Zanka

Arka arkaya gelen intihar haberleri ruh sağlığı yerinde olan insanlar için dehşet verici ve kabul edilemez.  

Kısa bir süre için hayata içtenlikle bağlı olmadığınızı, derin bir bunalımda olduğunuzu düşünün. Bunun sebebi ekonomik olmayabilir. Belki yakın zamanda çocuğunuzu kaybettiniz belki tecavüze uğradınız belki yıllarca sessiz sedasız süregiden ensest kurbanısınız belki şizofreni hastasısınız, günün her saati kulağınıza tanımadığınız insanlar fısıldıyor, yürürken karşınıza dev örümcekler, fareler çıkıyor. Adımınızı attığınız an yerde koca koca çatlaklar beliriyor. Hayat ağır bir yük, yeni günün ilk ışıkları en büyük kâbusunuz. Öyle ki sanki bileklerinizde görünmez kelepçe, ayaklarınızda pranga varmışçasına hareket bile edemiyorsunuz. Tüm benliğiniz her geçen gün hayatı daha da büyük bir istekle ret ediyor.

İşte böyle bir durumdayken medyada gördüğünüz intihar haberleri sizde nasıl bir duygu uyandırır. Uzun zamandır düşündüğünüz fakat cesaret edemediğiniz intihar fikri yavaş yavaş aklınıza yatmaz mı? Bu adam bu kadın tereddüt etmeden yapmış, ben neden yapmayayım demez misiniz? Üstelik bu insanların kendi canlarına nasıl kıydıkları, hangi yöntemi kullandıkları da duyurulmuş. Siyanür alıp kesin bir sonuca ulaşmışlar. Dikkatinizi çekmez mi?

Oysa her zaman kötü değilsiniz, ruhunuza çöken karabasan met cezir misali bir geliyor bir gidiyor. Geldiğinde nefes bile alamıyorsunuz. Gittiğinde ruhunuzda bir ümit yeşeriyor. Salıncakta sallanan çocuk, gökyüzünde süzülen kırlangıç, alev alev yanarak batan güneş, tükenmiş yüreğinize can suyu oluyor, sonra bir yiğitlik geliyor, “Olur bu iş, çıkacağım bu kuyudan, neden olmasın” diyorsunuz.
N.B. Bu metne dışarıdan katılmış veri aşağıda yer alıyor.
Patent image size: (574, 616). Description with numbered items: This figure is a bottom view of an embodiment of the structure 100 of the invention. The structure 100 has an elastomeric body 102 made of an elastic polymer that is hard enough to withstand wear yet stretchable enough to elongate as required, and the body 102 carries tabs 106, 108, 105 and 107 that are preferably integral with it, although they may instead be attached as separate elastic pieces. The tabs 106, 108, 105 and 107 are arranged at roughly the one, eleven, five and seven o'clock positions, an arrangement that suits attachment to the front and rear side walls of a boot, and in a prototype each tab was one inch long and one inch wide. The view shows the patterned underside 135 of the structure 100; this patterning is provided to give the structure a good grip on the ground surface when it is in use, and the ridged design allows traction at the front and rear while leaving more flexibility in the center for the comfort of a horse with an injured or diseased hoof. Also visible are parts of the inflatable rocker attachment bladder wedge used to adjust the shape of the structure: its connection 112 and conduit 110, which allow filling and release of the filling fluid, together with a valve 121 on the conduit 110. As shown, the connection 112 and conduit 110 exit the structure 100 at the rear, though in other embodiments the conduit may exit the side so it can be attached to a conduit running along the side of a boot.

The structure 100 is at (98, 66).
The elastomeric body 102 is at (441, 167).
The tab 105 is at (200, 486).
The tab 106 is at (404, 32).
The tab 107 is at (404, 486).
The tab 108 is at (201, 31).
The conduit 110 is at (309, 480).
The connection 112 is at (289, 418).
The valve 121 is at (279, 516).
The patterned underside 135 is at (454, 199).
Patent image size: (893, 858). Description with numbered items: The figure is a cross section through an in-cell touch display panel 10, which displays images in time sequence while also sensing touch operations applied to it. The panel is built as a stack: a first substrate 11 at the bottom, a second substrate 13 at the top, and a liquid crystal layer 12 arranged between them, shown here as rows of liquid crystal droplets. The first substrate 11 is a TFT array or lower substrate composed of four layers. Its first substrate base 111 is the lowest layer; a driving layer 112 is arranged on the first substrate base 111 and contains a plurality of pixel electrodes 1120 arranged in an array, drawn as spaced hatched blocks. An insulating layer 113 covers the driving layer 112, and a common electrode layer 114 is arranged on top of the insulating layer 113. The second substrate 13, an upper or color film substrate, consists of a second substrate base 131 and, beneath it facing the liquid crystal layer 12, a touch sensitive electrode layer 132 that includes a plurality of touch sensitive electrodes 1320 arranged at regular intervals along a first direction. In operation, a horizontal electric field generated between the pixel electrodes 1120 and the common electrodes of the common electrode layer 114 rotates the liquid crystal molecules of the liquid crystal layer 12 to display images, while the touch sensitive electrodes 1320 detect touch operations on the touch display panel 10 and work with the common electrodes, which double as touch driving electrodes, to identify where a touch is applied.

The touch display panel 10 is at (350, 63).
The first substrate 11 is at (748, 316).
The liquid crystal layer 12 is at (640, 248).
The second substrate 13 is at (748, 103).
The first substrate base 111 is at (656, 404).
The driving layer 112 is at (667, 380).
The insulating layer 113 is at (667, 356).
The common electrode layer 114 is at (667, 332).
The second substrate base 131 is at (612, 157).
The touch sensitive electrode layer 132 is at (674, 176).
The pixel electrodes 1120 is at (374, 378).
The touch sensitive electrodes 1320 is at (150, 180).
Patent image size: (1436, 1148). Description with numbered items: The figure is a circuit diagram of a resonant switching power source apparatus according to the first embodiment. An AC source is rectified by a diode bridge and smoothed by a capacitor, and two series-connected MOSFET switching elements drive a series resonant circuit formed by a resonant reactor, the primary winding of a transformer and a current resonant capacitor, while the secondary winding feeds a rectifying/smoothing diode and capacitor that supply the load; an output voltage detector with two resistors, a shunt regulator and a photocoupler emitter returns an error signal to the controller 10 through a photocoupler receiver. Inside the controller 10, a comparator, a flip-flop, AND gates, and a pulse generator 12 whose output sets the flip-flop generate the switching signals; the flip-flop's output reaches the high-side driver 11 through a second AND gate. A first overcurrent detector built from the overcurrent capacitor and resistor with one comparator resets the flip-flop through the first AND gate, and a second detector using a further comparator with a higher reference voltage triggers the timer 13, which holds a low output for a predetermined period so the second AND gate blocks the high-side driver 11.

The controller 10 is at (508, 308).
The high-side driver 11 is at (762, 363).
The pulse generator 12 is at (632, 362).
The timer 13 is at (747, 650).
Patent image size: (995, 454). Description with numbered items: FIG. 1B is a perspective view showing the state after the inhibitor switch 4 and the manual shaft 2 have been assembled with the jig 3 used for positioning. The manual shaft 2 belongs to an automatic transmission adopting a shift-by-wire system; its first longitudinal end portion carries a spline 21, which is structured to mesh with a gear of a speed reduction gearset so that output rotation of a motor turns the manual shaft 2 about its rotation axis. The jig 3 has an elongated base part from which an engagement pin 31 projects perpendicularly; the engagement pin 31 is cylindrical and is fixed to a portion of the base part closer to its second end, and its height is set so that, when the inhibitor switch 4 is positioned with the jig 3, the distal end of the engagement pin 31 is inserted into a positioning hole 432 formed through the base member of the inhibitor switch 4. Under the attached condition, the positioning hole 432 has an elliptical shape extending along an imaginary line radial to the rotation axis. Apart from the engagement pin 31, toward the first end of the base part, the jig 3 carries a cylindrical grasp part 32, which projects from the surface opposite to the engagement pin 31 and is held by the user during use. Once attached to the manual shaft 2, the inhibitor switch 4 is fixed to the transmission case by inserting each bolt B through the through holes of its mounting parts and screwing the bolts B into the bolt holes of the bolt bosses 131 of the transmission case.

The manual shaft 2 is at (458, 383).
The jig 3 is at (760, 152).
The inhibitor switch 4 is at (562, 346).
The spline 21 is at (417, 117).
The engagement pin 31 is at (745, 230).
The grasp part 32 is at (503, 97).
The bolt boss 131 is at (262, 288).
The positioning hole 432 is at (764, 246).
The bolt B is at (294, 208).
İnsan denen şey ne tuhaf bir bilmece, nasıl çalıştığını bilen var mı? Ertesi gün yine kara bulutlar gelip çörekleniyor. Kalkıp gitmeye niyetleri yok. Şu salıncakta sallanan çocuk durup dururken çığlık çığlığa ağlamaya başlıyor şu gökyüzünde süzülen kırlangıç pike yaptı, kanadı mı kırık, yoksa yere mi çakılacak? Şu alev alev yanarak batan güneş kan kırmızı, sanki ölümün kendisi. Zaman geçsin biraz oyalanayım diye telefonu çıkarıp sosyal medyaya bakıyorsunuz. Dört kardeş siyanürle intihar etmiş. Dört kişilik bir aile yine öyle. En son üç kişilik bir aile daha siyanürle hayatlarına son vermiş. Üstelik çocuklarına kıymakta herhangi bir beis görmemiş, yanlarında götürmüşler.

İntiharlar bulaşıcı hastalık gibidir, hızla yayılan tehlikeli virüsler gibidir. Bunu aklından geçirenler için öğrenildiği vakit cesaret vericidir hatta tetikleyicidir. Evet, bu haberler ülke ne duruma geldi, insanlar açlıktan çaresizlikten canına kıyıyor demek için kötü yönetilen bir ülkeyi kötü yönetilen bir ekonomiyi, sosyal eşitsizliği insanların gözüne sokmak için isyan içinde bağıra çağıra yapılıyor, günlerce konuşuluyor, gündemde tutuluyor fakat işin başka bir boyutu daha var. Taklit ederek öğrenen insan, gün geliyor taklit ederek hayatına son noktayı koyuyor.

Sayın Erdoğan sigara içmediği, şahsi olarak sigaradan nefret ettiği için özel araçlarda, futbol stadyumlarında sigara içme yasağı getirildi. Fakat ne trajiktir ki her isteyen siyanüre ulaşıp toplu şekilde intihar edebiliyor.